14 août 2007

Drunk Entries I

C’était un Après-midi Mystique, du genre foutage de gueule littéraire pour les nuls. Aucun d’entre-nous n’avait préparé quoi que ce soit, tous étaient au service de l’exactitude comme d’autres sont au service du mal, par le biais d’une improvisation permanente sur laquelle nous fixions nos fantasmes ; sans les mains. Altiers nous portions des cartons fantasques sur lesquels brillaient, cousues de fil dentaire, quelques initiales mystérieuses dont nous seuls savions apprécier le sens. Ainsi nous y lisions quelques A rigolards, et deux trois I chétifs ; à part ça : des consonnes et des E et des O et de grands U aussi, dont la morgue légendaire déployait leurs rafraîchissantes ténèbres sans lesquelles nous serions tous morts de chaud. Nous haïssions Rimbaud et l’assuétude au speed rendait les doux vaguement violets, tandis que les violents se vautraient dans l’opium avec cet air étrange que l’on a vu mille fois. On y venait sans avoir été convié, il suffisait de présenter son carton d’invitation (et huit bouteilles d’alcool)  à la hiérarchie et entrer dans la danse sans faire le moindre faux-pas, au début du moins, car à la fin l’ivresse faisait de nous des épileptiques exemplaires ; tout n’était qu’hystérie et sensualité, et si parfois l’on apprenait, à demi-mot, qu’un décès était survenu suite à une vie dont la date de péremption avait été dépassé par inadvertance, nous applaudissions distinctement, afin que la Mort puisse entendre à quel vacarme s’en tenir.

C’était très naturel, il n’y avait rien de normal à cela, mais nous n’avions pour les sentiers de terre battue, comme pour les autoroutes, aucun jugement de valeur, un sentiment peut-être, vague, élancé, féminin, éclairé par des étoiles oubliées à l’entrée, comme un parapluie que l’on retournera chercher plus tard. Peut-être. Si la vitesse à laquelle nous réagissions à la moindre incartade n’avait de la foudre que l’éclat, nous tolérions chaque excentricité avec un sourire entendu, un rictus de façade. Un petit « va te faire foutre » parfois. C’était comme ça ; d’ailleurs peu de gens pleuraient. Une poignée d’illuminés tout au plus - qui faisaient qu’une certaine harmonie était respectée, et que l’Après-midi Mystique était en phase avec le cosmos, et le reste, par extension. Par extension seulement. L’équilibre et la nuance étaient essentiels, à partir du moment où seul l’excès primait. « Nous est un autre » était notre devise. Rien de tout cela n’avait de sens pour les badauds ; ils étaient d’office exclus et (les pauvres) frappaient aux carreaux de toutes leurs forces, comme de véritables mouches à merde. On en riait. Surtout les femmes. De vraies anarchistes, triées sur le volet, haïssant la mixité autant que la démocratie et arborant sur leurs seins, dont la densité variait presque autant qu’une mer houleuse un soir de septembre, une photo de Marie-Antoinette d’un érotisme poignant. « Non, vous n’aurez pas la France ! », lançaient-elles, ces dernières représentantes de la folie sans fard. Elles ne vieilliraient jamais.

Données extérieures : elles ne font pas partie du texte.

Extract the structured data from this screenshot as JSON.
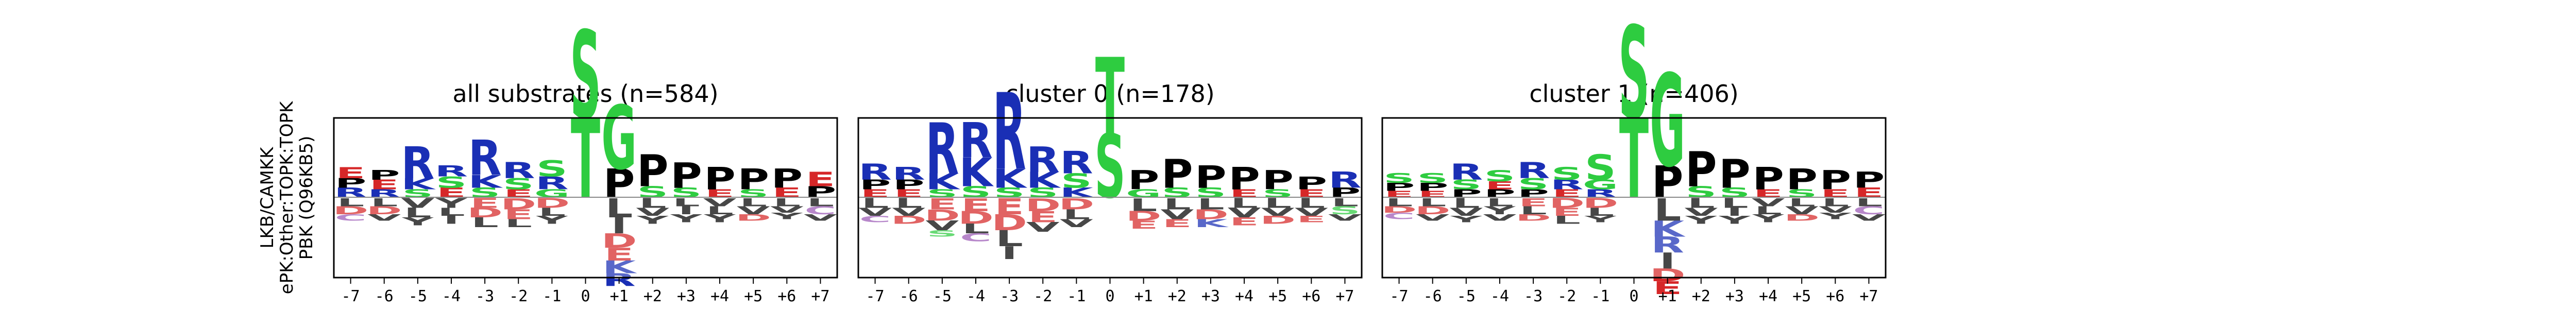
{
  "ylabel_lines": [
    "LKB/CAMKK",
    "ePK:Other:TOPK:TOPK",
    "PBK (Q96KB5)"
  ],
  "colors": {
    "S": "#2ecc40",
    "T": "#2ecc40",
    "G": "#2ecc40",
    "R": "#1a2fb5",
    "K": "#1a2fb5",
    "H": "#1a2fb5",
    "P": "#000000",
    "L": "#000000",
    "I": "#000000",
    "V": "#000000",
    "A": "#000000",
    "M": "#000000",
    "F": "#000000",
    "W": "#000000",
    "Y": "#000000",
    "D": "#d62728",
    "E": "#d62728",
    "N": "#9b59b6",
    "Q": "#9b59b6",
    "C": "#9b59b6"
  },
  "chart_data": [
    {
      "type": "logo",
      "title": "all substrates (n=584)",
      "positions": [
        "-7",
        "-6",
        "-5",
        "-4",
        "-3",
        "-2",
        "-1",
        "0",
        "+1",
        "+2",
        "+3",
        "+4",
        "+5",
        "+6",
        "+7"
      ],
      "center": "0",
      "pos_stacks": [
        [
          [
            "E",
            0.07
          ],
          [
            "R",
            0.06
          ],
          [
            "P",
            0.06
          ]
        ],
        [
          [
            "E",
            0.06
          ],
          [
            "P",
            0.06
          ],
          [
            "R",
            0.05
          ]
        ],
        [
          [
            "R",
            0.2
          ],
          [
            "K",
            0.07
          ],
          [
            "S",
            0.05
          ]
        ],
        [
          [
            "S",
            0.07
          ],
          [
            "R",
            0.07
          ],
          [
            "E",
            0.06
          ]
        ],
        [
          [
            "R",
            0.22
          ],
          [
            "K",
            0.08
          ],
          [
            "S",
            0.06
          ]
        ],
        [
          [
            "R",
            0.1
          ],
          [
            "S",
            0.07
          ],
          [
            "E",
            0.05
          ]
        ],
        [
          [
            "S",
            0.1
          ],
          [
            "R",
            0.08
          ],
          [
            "G",
            0.05
          ]
        ],
        [
          [
            "S",
            0.55
          ],
          [
            "T",
            0.5
          ]
        ],
        [
          [
            "G",
            0.4
          ],
          [
            "P",
            0.18
          ]
        ],
        [
          [
            "P",
            0.2
          ],
          [
            "S",
            0.07
          ]
        ],
        [
          [
            "P",
            0.16
          ],
          [
            "S",
            0.06
          ]
        ],
        [
          [
            "P",
            0.14
          ],
          [
            "E",
            0.05
          ]
        ],
        [
          [
            "P",
            0.13
          ],
          [
            "S",
            0.05
          ]
        ],
        [
          [
            "P",
            0.12
          ],
          [
            "E",
            0.06
          ]
        ],
        [
          [
            "E",
            0.09
          ],
          [
            "P",
            0.07
          ]
        ]
      ],
      "neg_stacks": [
        [
          [
            "L",
            0.05
          ],
          [
            "D",
            0.05
          ],
          [
            "C",
            0.04
          ]
        ],
        [
          [
            "L",
            0.05
          ],
          [
            "D",
            0.05
          ],
          [
            "V",
            0.04
          ]
        ],
        [
          [
            "V",
            0.06
          ],
          [
            "L",
            0.06
          ],
          [
            "Y",
            0.05
          ]
        ],
        [
          [
            "Y",
            0.06
          ],
          [
            "L",
            0.05
          ],
          [
            "I",
            0.05
          ]
        ],
        [
          [
            "E",
            0.06
          ],
          [
            "D",
            0.06
          ],
          [
            "L",
            0.06
          ]
        ],
        [
          [
            "D",
            0.07
          ],
          [
            "E",
            0.06
          ],
          [
            "L",
            0.05
          ]
        ],
        [
          [
            "D",
            0.06
          ],
          [
            "L",
            0.05
          ],
          [
            "Y",
            0.05
          ]
        ],
        [],
        [
          [
            "D",
            0.09
          ],
          [
            "E",
            0.08
          ],
          [
            "K",
            0.08
          ],
          [
            "R",
            0.08
          ],
          [
            "L",
            0.12
          ],
          [
            "I",
            0.1
          ]
        ],
        [
          [
            "L",
            0.06
          ],
          [
            "V",
            0.05
          ],
          [
            "Y",
            0.05
          ]
        ],
        [
          [
            "L",
            0.05
          ],
          [
            "I",
            0.05
          ],
          [
            "Y",
            0.05
          ]
        ],
        [
          [
            "V",
            0.05
          ],
          [
            "L",
            0.05
          ],
          [
            "Y",
            0.05
          ]
        ],
        [
          [
            "L",
            0.05
          ],
          [
            "V",
            0.05
          ],
          [
            "D",
            0.04
          ]
        ],
        [
          [
            "L",
            0.05
          ],
          [
            "V",
            0.04
          ],
          [
            "Y",
            0.04
          ]
        ],
        [
          [
            "L",
            0.05
          ],
          [
            "C",
            0.05
          ],
          [
            "V",
            0.04
          ]
        ]
      ]
    },
    {
      "type": "logo",
      "title": "cluster 0 (n=178)",
      "positions": [
        "-7",
        "-6",
        "-5",
        "-4",
        "-3",
        "-2",
        "-1",
        "0",
        "+1",
        "+2",
        "+3",
        "+4",
        "+5",
        "+6",
        "+7"
      ],
      "center": "0",
      "pos_stacks": [
        [
          [
            "R",
            0.1
          ],
          [
            "P",
            0.06
          ],
          [
            "E",
            0.05
          ]
        ],
        [
          [
            "R",
            0.08
          ],
          [
            "P",
            0.06
          ],
          [
            "E",
            0.05
          ]
        ],
        [
          [
            "R",
            0.32
          ],
          [
            "K",
            0.1
          ],
          [
            "S",
            0.05
          ]
        ],
        [
          [
            "R",
            0.22
          ],
          [
            "K",
            0.18
          ],
          [
            "S",
            0.07
          ]
        ],
        [
          [
            "R",
            0.48
          ],
          [
            "K",
            0.12
          ],
          [
            "S",
            0.06
          ]
        ],
        [
          [
            "R",
            0.16
          ],
          [
            "K",
            0.1
          ],
          [
            "S",
            0.06
          ]
        ],
        [
          [
            "R",
            0.14
          ],
          [
            "S",
            0.09
          ],
          [
            "K",
            0.06
          ]
        ],
        [
          [
            "T",
            0.48
          ],
          [
            "S",
            0.4
          ]
        ],
        [
          [
            "P",
            0.12
          ],
          [
            "G",
            0.05
          ]
        ],
        [
          [
            "P",
            0.18
          ],
          [
            "S",
            0.06
          ]
        ],
        [
          [
            "P",
            0.14
          ],
          [
            "S",
            0.06
          ]
        ],
        [
          [
            "P",
            0.14
          ],
          [
            "E",
            0.05
          ]
        ],
        [
          [
            "P",
            0.12
          ],
          [
            "S",
            0.05
          ]
        ],
        [
          [
            "P",
            0.08
          ],
          [
            "E",
            0.05
          ]
        ],
        [
          [
            "R",
            0.1
          ],
          [
            "P",
            0.06
          ]
        ]
      ],
      "neg_stacks": [
        [
          [
            "L",
            0.06
          ],
          [
            "V",
            0.05
          ],
          [
            "C",
            0.04
          ]
        ],
        [
          [
            "L",
            0.06
          ],
          [
            "V",
            0.05
          ],
          [
            "D",
            0.05
          ]
        ],
        [
          [
            "E",
            0.07
          ],
          [
            "D",
            0.07
          ],
          [
            "V",
            0.06
          ],
          [
            "S",
            0.04
          ]
        ],
        [
          [
            "E",
            0.08
          ],
          [
            "D",
            0.08
          ],
          [
            "L",
            0.06
          ],
          [
            "C",
            0.05
          ]
        ],
        [
          [
            "E",
            0.1
          ],
          [
            "D",
            0.1
          ],
          [
            "L",
            0.1
          ],
          [
            "I",
            0.08
          ]
        ],
        [
          [
            "D",
            0.08
          ],
          [
            "E",
            0.07
          ],
          [
            "V",
            0.06
          ]
        ],
        [
          [
            "D",
            0.07
          ],
          [
            "L",
            0.06
          ],
          [
            "V",
            0.05
          ]
        ],
        [],
        [
          [
            "L",
            0.08
          ],
          [
            "D",
            0.06
          ],
          [
            "E",
            0.05
          ]
        ],
        [
          [
            "L",
            0.07
          ],
          [
            "V",
            0.06
          ],
          [
            "E",
            0.05
          ]
        ],
        [
          [
            "L",
            0.07
          ],
          [
            "D",
            0.06
          ],
          [
            "K",
            0.05
          ]
        ],
        [
          [
            "L",
            0.06
          ],
          [
            "V",
            0.06
          ],
          [
            "E",
            0.05
          ]
        ],
        [
          [
            "L",
            0.06
          ],
          [
            "V",
            0.05
          ],
          [
            "D",
            0.05
          ]
        ],
        [
          [
            "L",
            0.06
          ],
          [
            "V",
            0.05
          ],
          [
            "E",
            0.04
          ]
        ],
        [
          [
            "L",
            0.05
          ],
          [
            "S",
            0.05
          ],
          [
            "V",
            0.04
          ]
        ]
      ]
    },
    {
      "type": "logo",
      "title": "cluster 1 (n=406)",
      "positions": [
        "-7",
        "-6",
        "-5",
        "-4",
        "-3",
        "-2",
        "-1",
        "0",
        "+1",
        "+2",
        "+3",
        "+4",
        "+5",
        "+6",
        "+7"
      ],
      "center": "0",
      "pos_stacks": [
        [
          [
            "S",
            0.06
          ],
          [
            "P",
            0.05
          ],
          [
            "E",
            0.04
          ]
        ],
        [
          [
            "S",
            0.06
          ],
          [
            "P",
            0.05
          ],
          [
            "E",
            0.04
          ]
        ],
        [
          [
            "R",
            0.1
          ],
          [
            "S",
            0.06
          ],
          [
            "P",
            0.05
          ]
        ],
        [
          [
            "S",
            0.07
          ],
          [
            "P",
            0.05
          ],
          [
            "E",
            0.05
          ]
        ],
        [
          [
            "R",
            0.1
          ],
          [
            "S",
            0.07
          ],
          [
            "P",
            0.05
          ]
        ],
        [
          [
            "S",
            0.08
          ],
          [
            "R",
            0.06
          ],
          [
            "E",
            0.05
          ]
        ],
        [
          [
            "S",
            0.16
          ],
          [
            "G",
            0.06
          ],
          [
            "R",
            0.05
          ]
        ],
        [
          [
            "S",
            0.58
          ],
          [
            "T",
            0.5
          ]
        ],
        [
          [
            "G",
            0.58
          ],
          [
            "P",
            0.2
          ]
        ],
        [
          [
            "P",
            0.22
          ],
          [
            "S",
            0.07
          ]
        ],
        [
          [
            "P",
            0.18
          ],
          [
            "S",
            0.06
          ]
        ],
        [
          [
            "P",
            0.14
          ],
          [
            "E",
            0.05
          ]
        ],
        [
          [
            "P",
            0.13
          ],
          [
            "S",
            0.05
          ]
        ],
        [
          [
            "P",
            0.12
          ],
          [
            "E",
            0.05
          ]
        ],
        [
          [
            "P",
            0.1
          ],
          [
            "E",
            0.06
          ]
        ]
      ],
      "neg_stacks": [
        [
          [
            "L",
            0.05
          ],
          [
            "D",
            0.04
          ],
          [
            "C",
            0.04
          ]
        ],
        [
          [
            "L",
            0.05
          ],
          [
            "D",
            0.05
          ],
          [
            "V",
            0.04
          ]
        ],
        [
          [
            "L",
            0.06
          ],
          [
            "V",
            0.05
          ],
          [
            "Y",
            0.04
          ]
        ],
        [
          [
            "L",
            0.05
          ],
          [
            "Y",
            0.05
          ],
          [
            "V",
            0.04
          ]
        ],
        [
          [
            "E",
            0.05
          ],
          [
            "L",
            0.05
          ],
          [
            "D",
            0.04
          ]
        ],
        [
          [
            "D",
            0.06
          ],
          [
            "E",
            0.05
          ],
          [
            "L",
            0.05
          ]
        ],
        [
          [
            "D",
            0.06
          ],
          [
            "L",
            0.05
          ],
          [
            "Y",
            0.04
          ]
        ],
        [],
        [
          [
            "D",
            0.08
          ],
          [
            "E",
            0.08
          ],
          [
            "K",
            0.1
          ],
          [
            "R",
            0.1
          ],
          [
            "L",
            0.14
          ],
          [
            "I",
            0.1
          ]
        ],
        [
          [
            "L",
            0.06
          ],
          [
            "V",
            0.05
          ],
          [
            "Y",
            0.05
          ]
        ],
        [
          [
            "L",
            0.06
          ],
          [
            "I",
            0.05
          ],
          [
            "Y",
            0.05
          ]
        ],
        [
          [
            "V",
            0.05
          ],
          [
            "L",
            0.05
          ],
          [
            "Y",
            0.05
          ]
        ],
        [
          [
            "L",
            0.05
          ],
          [
            "V",
            0.05
          ],
          [
            "D",
            0.04
          ]
        ],
        [
          [
            "L",
            0.05
          ],
          [
            "V",
            0.04
          ],
          [
            "Y",
            0.04
          ]
        ],
        [
          [
            "L",
            0.05
          ],
          [
            "C",
            0.05
          ],
          [
            "V",
            0.04
          ]
        ]
      ]
    }
  ]
}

Les chambres étaient si grandes qu’il nous suffisait de nous assoupir un instant pour ne plus éveiller en nous le moindre appétit pour la fadeur, c’était extravagant, disaient les plus candides ; à nous rendre malades. Alors on s’éclipsait sans bruit, autour de dix-neuf heures, et trinquions aux calendes sur fond d’Erik Satie. Le fond de l’air effraie, pour qui n’avait rien vu. Nostalgiques et amers, nous errions dans les rues, frappant ce qui bougeait d’un œil extralucide, et qui ne bougeait pas savait que nous avions beaucoup d’estime pour lui. C’était cela, l’Après-midi Mystique. Vaguement.